Marine Le Pen a comparu ce mardi 13 janvier devant la cour d’appel de Paris dans le procès en appel de l’affaire des assistants parlementaires du Rassemblement national. Condamnée en première instance à une peine d’inéligibilité immédiate, la cheffe de file du RN joue désormais son avenir politique et sa possible candidature à l’élection présidentielle de 2027.
Le rendez-vous judiciaire est capital. Ce mardi 13 janvier, Marine Le Pen s’est présentée à la cour d’appel de Paris pour l’ouverture du procès en appel de l’affaire dite des assistants parlementaires du Rassemblement national. La députée du Pas-de-Calais, arrivée peu avant 13 h 15 dans la salle d’audience, s’est installée sans un mot, le visage fermé, échangeant brièvement avec d’autres prévenus.
Aux côtés de Marine Le Pen comparaissent dix autres prévenus, ainsi que le Rassemblement national en tant que personne morale. Parmi eux figurent notamment Louis Aliot, actuel maire de Perpignan, et Wallerand de Saint-Just, ancien trésorier du Front national, tous deux arrivés peu après la cheffe de file du RN.
L’audience se tient dans la première chambre civile de la cour d’appel de Paris, une salle chargée d’histoire judiciaire, où furent jugées des figures et des affaires majeures de la vie politique française, de Philippe Pétain à l’affaire Clearstream. Les débats doivent s’ouvrir officiellement à partir de 13 h 30.
En première instance, le tribunal correctionnel avait estimé que le Front national, devenu RN, avait mis en place entre 2004 et 2016 un système destiné à détourner les enveloppes allouées aux eurodéputés. Selon la justice, des assistants parlementaires rémunérés par le Parlement européen travaillaient en réalité pour le parti. À l’exception d’un expert-comptable, l’ensemble des prévenus et le RN avaient été condamnés le 31 mars 2025.

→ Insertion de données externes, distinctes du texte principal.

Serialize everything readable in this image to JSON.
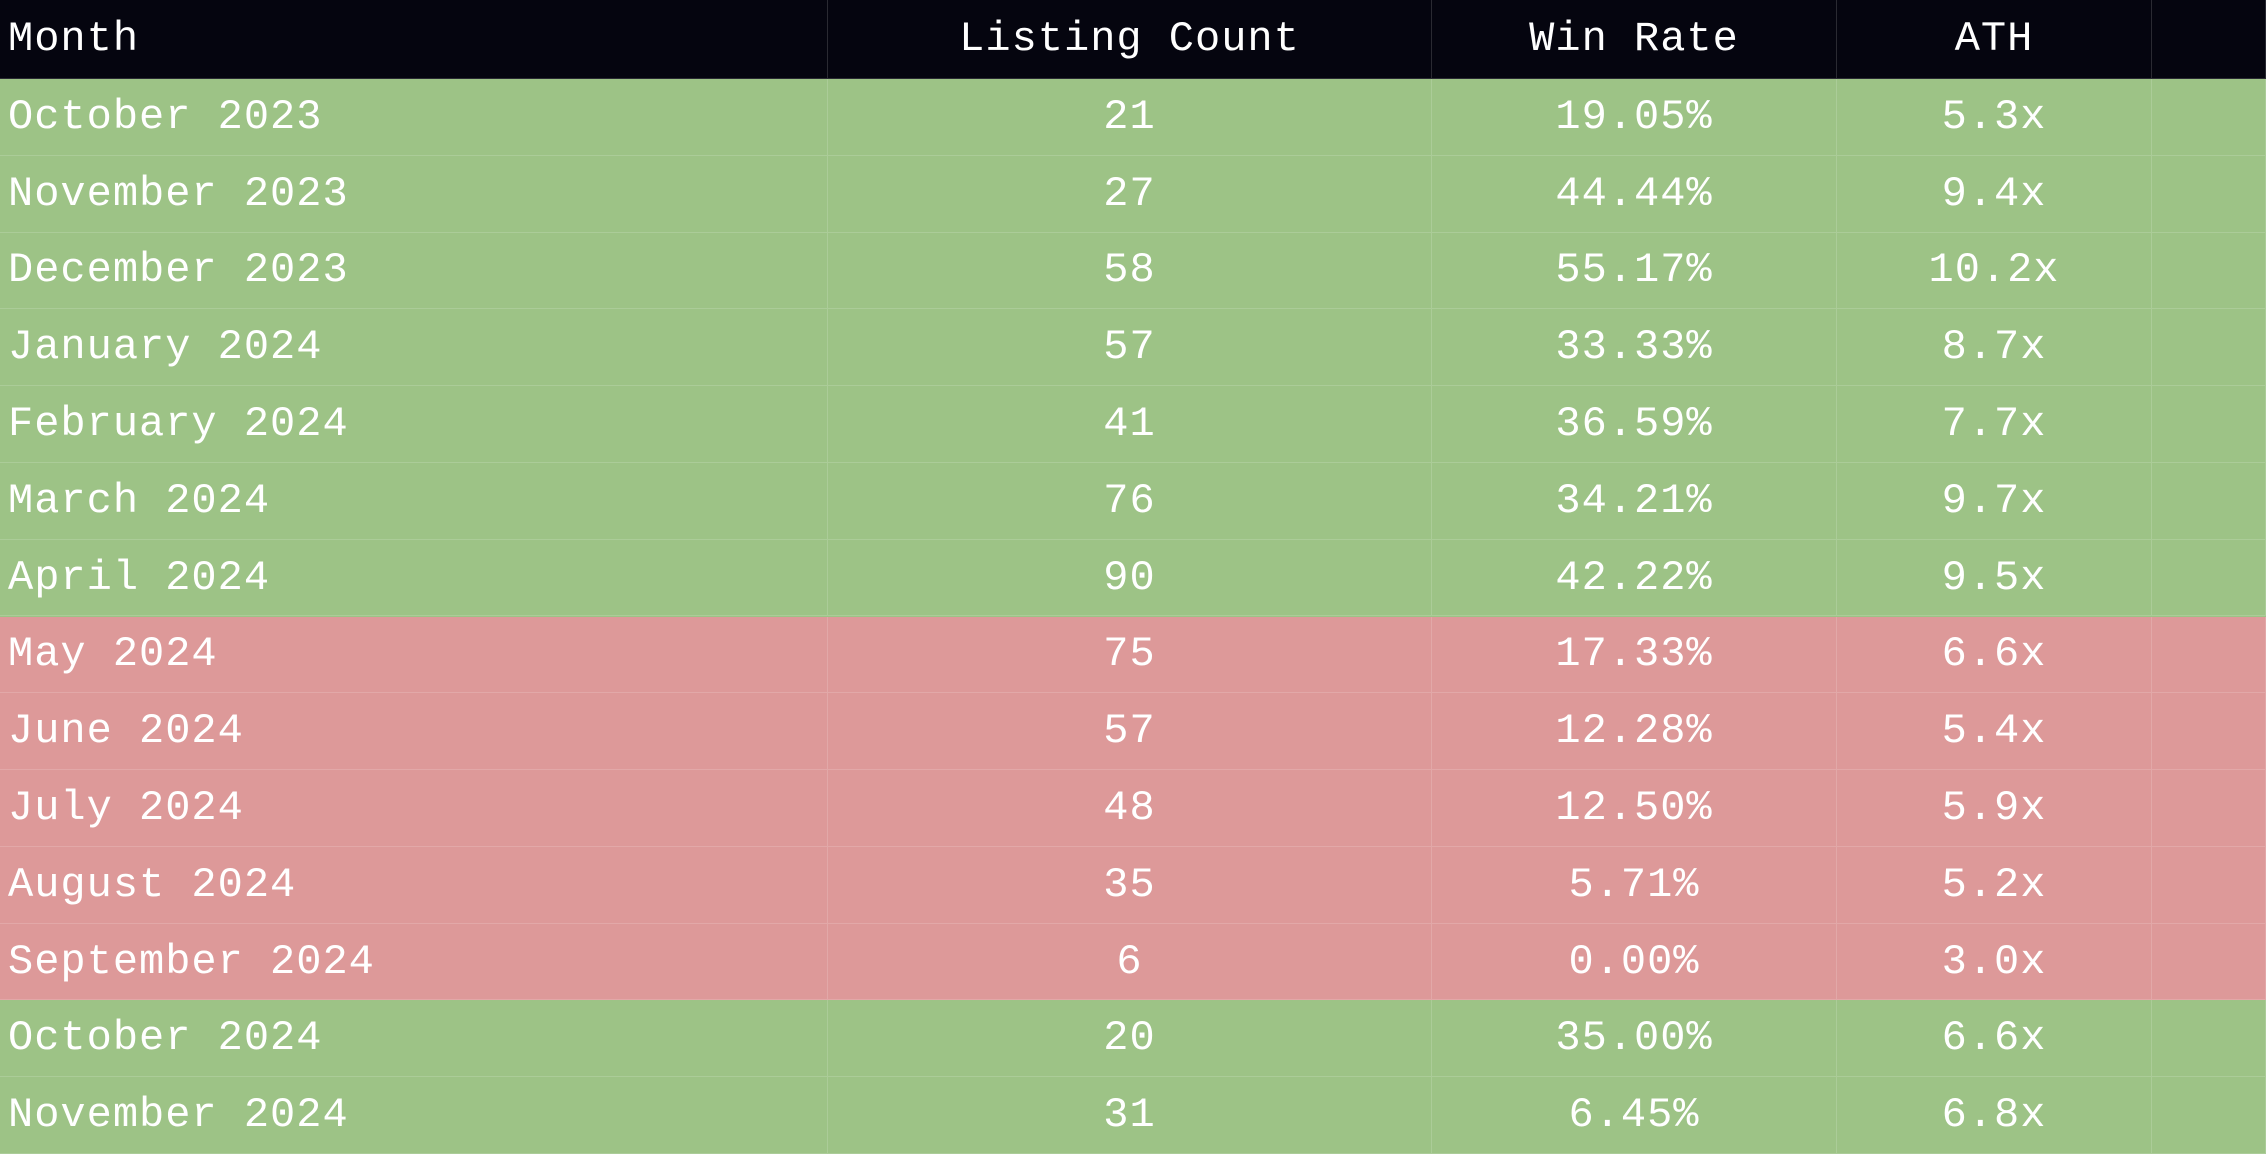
{
  "table": {
    "columns": [
      "Month",
      "Listing Count",
      "Win Rate",
      "ATH"
    ],
    "rows": [
      [
        "October 2023",
        21,
        "19.05%",
        "5.3x"
      ],
      [
        "November 2023",
        27,
        "44.44%",
        "9.4x"
      ],
      [
        "December 2023",
        58,
        "55.17%",
        "10.2x"
      ],
      [
        "January 2024",
        57,
        "33.33%",
        "8.7x"
      ],
      [
        "February 2024",
        41,
        "36.59%",
        "7.7x"
      ],
      [
        "March 2024",
        76,
        "34.21%",
        "9.7x"
      ],
      [
        "April 2024",
        90,
        "42.22%",
        "9.5x"
      ],
      [
        "May 2024",
        75,
        "17.33%",
        "6.6x"
      ],
      [
        "June 2024",
        57,
        "12.28%",
        "5.4x"
      ],
      [
        "July 2024",
        48,
        "12.50%",
        "5.9x"
      ],
      [
        "August 2024",
        35,
        "5.71%",
        "5.2x"
      ],
      [
        "September 2024",
        6,
        "0.00%",
        "3.0x"
      ],
      [
        "October 2024",
        20,
        "35.00%",
        "6.6x"
      ],
      [
        "November 2024",
        31,
        "6.45%",
        "6.8x"
      ]
    ],
    "row_colors": [
      "#9dc386",
      "#9dc386",
      "#9dc386",
      "#9dc386",
      "#9dc386",
      "#9dc386",
      "#9dc386",
      "#dd9999",
      "#dd9999",
      "#dd9999",
      "#dd9999",
      "#dd9999",
      "#9dc386",
      "#9dc386"
    ],
    "header_color": "#05050f"
  }
}
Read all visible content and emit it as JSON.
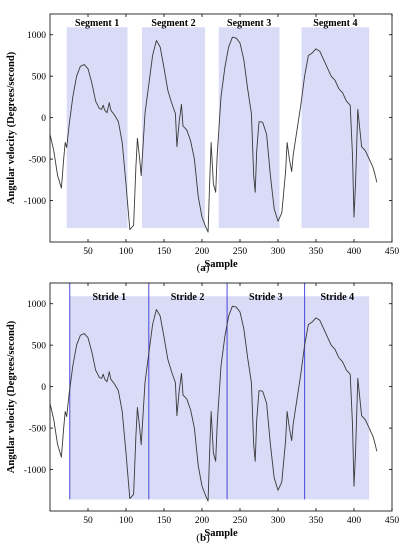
{
  "figure": {
    "caption_a": "a",
    "caption_b": "b"
  },
  "chart_data": [
    {
      "type": "line",
      "panel": "a",
      "title": "",
      "xlabel": "Sample",
      "ylabel": "Angular velocity (Degrees/second)",
      "xlim": [
        0,
        450
      ],
      "ylim": [
        -1500,
        1250
      ],
      "xticks": [
        50,
        100,
        150,
        200,
        250,
        300,
        350,
        400,
        450
      ],
      "yticks": [
        -1000,
        -500,
        0,
        500,
        1000
      ],
      "grid": false,
      "series_color": "#3a3a3a",
      "region_color": "#d9dbf7",
      "regions": [
        {
          "label": "Segment 1",
          "x0": 22,
          "x1": 102,
          "y0": -1330,
          "y1": 1090
        },
        {
          "label": "Segment 2",
          "x0": 121,
          "x1": 204,
          "y0": -1330,
          "y1": 1090
        },
        {
          "label": "Segment 3",
          "x0": 222,
          "x1": 302,
          "y0": -1330,
          "y1": 1090
        },
        {
          "label": "Segment 4",
          "x0": 331,
          "x1": 420,
          "y0": -1330,
          "y1": 1090
        }
      ],
      "x": [
        0,
        5,
        10,
        15,
        18,
        20,
        22,
        25,
        30,
        35,
        40,
        45,
        50,
        55,
        60,
        65,
        68,
        70,
        72,
        75,
        78,
        80,
        85,
        90,
        95,
        100,
        105,
        110,
        113,
        115,
        118,
        120,
        125,
        130,
        135,
        140,
        145,
        150,
        155,
        160,
        163,
        165,
        167,
        170,
        173,
        175,
        180,
        185,
        190,
        195,
        200,
        205,
        208,
        210,
        212,
        215,
        218,
        220,
        225,
        230,
        235,
        240,
        245,
        250,
        255,
        260,
        265,
        268,
        270,
        272,
        275,
        278,
        280,
        285,
        290,
        295,
        300,
        305,
        310,
        312,
        315,
        318,
        320,
        325,
        330,
        335,
        340,
        345,
        350,
        355,
        360,
        365,
        370,
        375,
        380,
        385,
        390,
        395,
        398,
        400,
        402,
        405,
        410,
        415,
        420,
        425,
        428,
        430
      ],
      "values": [
        -200,
        -400,
        -700,
        -850,
        -500,
        -300,
        -360,
        -100,
        250,
        500,
        620,
        640,
        590,
        420,
        200,
        110,
        100,
        150,
        90,
        60,
        180,
        90,
        30,
        -50,
        -300,
        -800,
        -1350,
        -1300,
        -600,
        -250,
        -500,
        -700,
        50,
        400,
        750,
        930,
        850,
        600,
        330,
        180,
        100,
        50,
        -350,
        -50,
        160,
        -100,
        -150,
        -280,
        -500,
        -950,
        -1200,
        -1320,
        -1380,
        -800,
        -300,
        -800,
        -900,
        -450,
        250,
        600,
        850,
        970,
        960,
        900,
        700,
        350,
        50,
        -700,
        -900,
        -400,
        -50,
        -50,
        -60,
        -200,
        -700,
        -1100,
        -1250,
        -1150,
        -650,
        -300,
        -500,
        -650,
        -450,
        -150,
        150,
        500,
        750,
        780,
        830,
        800,
        700,
        600,
        500,
        450,
        350,
        300,
        200,
        150,
        -450,
        -1200,
        -800,
        100,
        -350,
        -400,
        -500,
        -600,
        -700,
        -780
      ]
    },
    {
      "type": "line",
      "panel": "b",
      "title": "",
      "xlabel": "Sample",
      "ylabel": "Angular velocity (Degrees/second)",
      "xlim": [
        0,
        450
      ],
      "ylim": [
        -1500,
        1250
      ],
      "xticks": [
        50,
        100,
        150,
        200,
        250,
        300,
        350,
        400,
        450
      ],
      "yticks": [
        -1000,
        -500,
        0,
        500,
        1000
      ],
      "grid": false,
      "series_color": "#3a3a3a",
      "region_color": "#d9dbf7",
      "divider_color": "#4a4adb",
      "regions": [
        {
          "label": "Stride 1",
          "x0": 26,
          "x1": 420,
          "y0": -1360,
          "y1": 1090
        }
      ],
      "dividers": [
        {
          "x": 26,
          "y0": -1360,
          "y1": 1250
        },
        {
          "x": 130,
          "y0": -1360,
          "y1": 1250
        },
        {
          "x": 233,
          "y0": -1360,
          "y1": 1250
        },
        {
          "x": 335,
          "y0": -1360,
          "y1": 1250
        }
      ],
      "stride_labels": [
        {
          "label": "Stride 1",
          "x": 78
        },
        {
          "label": "Stride 2",
          "x": 181
        },
        {
          "label": "Stride 3",
          "x": 284
        },
        {
          "label": "Stride 4",
          "x": 378
        }
      ],
      "x": [
        0,
        5,
        10,
        15,
        18,
        20,
        22,
        25,
        30,
        35,
        40,
        45,
        50,
        55,
        60,
        65,
        68,
        70,
        72,
        75,
        78,
        80,
        85,
        90,
        95,
        100,
        105,
        110,
        113,
        115,
        118,
        120,
        125,
        130,
        135,
        140,
        145,
        150,
        155,
        160,
        163,
        165,
        167,
        170,
        173,
        175,
        180,
        185,
        190,
        195,
        200,
        205,
        208,
        210,
        212,
        215,
        218,
        220,
        225,
        230,
        235,
        240,
        245,
        250,
        255,
        260,
        265,
        268,
        270,
        272,
        275,
        278,
        280,
        285,
        290,
        295,
        300,
        305,
        310,
        312,
        315,
        318,
        320,
        325,
        330,
        335,
        340,
        345,
        350,
        355,
        360,
        365,
        370,
        375,
        380,
        385,
        390,
        395,
        398,
        400,
        402,
        405,
        410,
        415,
        420,
        425,
        428,
        430
      ],
      "values": [
        -200,
        -400,
        -700,
        -850,
        -500,
        -300,
        -360,
        -100,
        250,
        500,
        620,
        640,
        590,
        420,
        200,
        110,
        100,
        150,
        90,
        60,
        180,
        90,
        30,
        -50,
        -300,
        -800,
        -1350,
        -1300,
        -600,
        -250,
        -500,
        -700,
        50,
        400,
        750,
        930,
        850,
        600,
        330,
        180,
        100,
        50,
        -350,
        -50,
        160,
        -100,
        -150,
        -280,
        -500,
        -950,
        -1200,
        -1320,
        -1380,
        -800,
        -300,
        -800,
        -900,
        -450,
        250,
        600,
        850,
        970,
        960,
        900,
        700,
        350,
        50,
        -700,
        -900,
        -400,
        -50,
        -50,
        -60,
        -200,
        -700,
        -1100,
        -1250,
        -1150,
        -650,
        -300,
        -500,
        -650,
        -450,
        -150,
        150,
        500,
        750,
        780,
        830,
        800,
        700,
        600,
        500,
        450,
        350,
        300,
        200,
        150,
        -450,
        -1200,
        -800,
        100,
        -350,
        -400,
        -500,
        -600,
        -700,
        -780
      ]
    }
  ]
}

Marine Le Pen avait alors écopé de quatre ans de prison, dont deux avec sursis, assortis d’une peine d’inéligibilité de cinq ans avec exécution immédiate. Une sanction qui avait provoqué de vives réactions politiques et placé la dirigeante d’extrême droite dans une situation délicate à l’approche de la présidentielle de 2027. Une confirmation de cette condamnation en appel l’écarterait de facto de la course à l’Élysée.
Ce procès en appel revêt donc une dimension éminemment politique. Au-delà des enjeux judiciaires, c’est l’avenir du leadership du RN et sa stratégie pour la prochaine échéance présidentielle qui se jouent dans cette salle d’audience. Les débats devraient s’étendre sur plusieurs jours, avec l’examen détaillé des responsabilités individuelles et du rôle du parti en tant que structure.